Spain’s Prime Minister Pedro Sánchez has secured a second term in office after winning a heated vote of confidence that hinged on his offer of a controversial amnesty to Catalan separatists involved in the 2017 independence bid.
The vote on Thursday came nearly four months after a snap election in July that saw Sánchez’s Socialist party narrowly lose to the conservative People’s party, which failed to form a government with the support of the far-right Vox party and other allies.
Sánchez, however, managed to form a coalition with the leftwing Sumar alliance and gain the backing of smaller regional parties, including Catalan and Basque nationalists, by agreeing to their amnesty demands.

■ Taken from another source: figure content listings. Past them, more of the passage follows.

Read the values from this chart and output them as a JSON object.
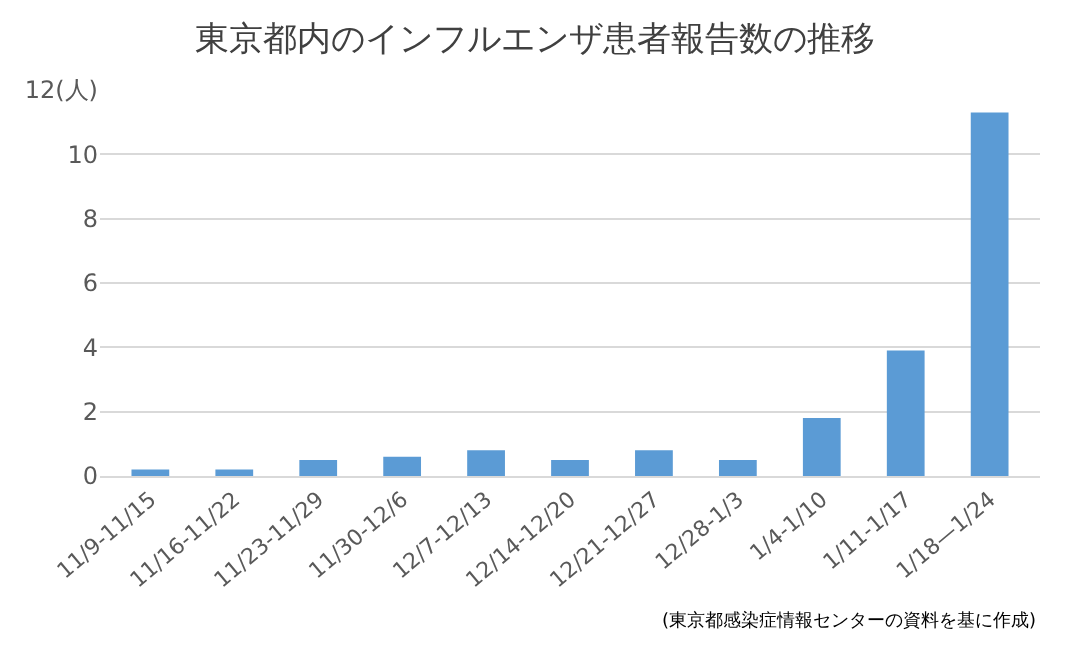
{
  "chart_data": {
    "type": "bar",
    "title": "東京都内のインフルエンザ患者報告数の推移",
    "categories": [
      "11/9-11/15",
      "11/16-11/22",
      "11/23-11/29",
      "11/30-12/6",
      "12/7-12/13",
      "12/14-12/20",
      "12/21-12/27",
      "12/28-1/3",
      "1/4-1/10",
      "1/11-1/17",
      "1/18—1/24"
    ],
    "values": [
      0.2,
      0.2,
      0.5,
      0.6,
      0.8,
      0.5,
      0.8,
      0.5,
      1.8,
      3.9,
      11.3
    ],
    "color": "#5b9bd5",
    "ylim": [
      0,
      12
    ],
    "yticks": [
      0,
      2,
      4,
      6,
      8,
      10,
      {
        "value": 12,
        "label": "12(人)"
      }
    ],
    "grid": "y",
    "annotations": [
      "(東京都感染症情報センターの資料を基に作成)"
    ]
  }
}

The proposed amnesty law, which Sánchez says will help the country move on from the past, has sparked outrage from the PP and Vox, which have accused him of betraying the national interest, lying to voters and undermining the constitution. The issue has also triggered large protests across Spain and violent clashes between police and far-right groups outside the Socialist party’s headquarters in Madrid.
Sánchez defended his decision in parliament on Wednesday, saying it was not a sign of weakness but of strength. “We’re going to grant an amnesty to those people who are facing legal action over the [Catalan independence] process,” he said. “This amnesty will benefit many people, political leaders whose ideas I do not share and whose actions I reject, but also hundreds of citizens who were swept up in the process.”
But PP’s leader, Alberto Núñez Feijóo, said on Thursday that Sánchez had given in to the separatists and put his personal ambition above the country’s welfare. “We’ll try to work for our country and to recover the sanity that the personal ambition of the man who is now prime minister had led down a blind alley,” he said.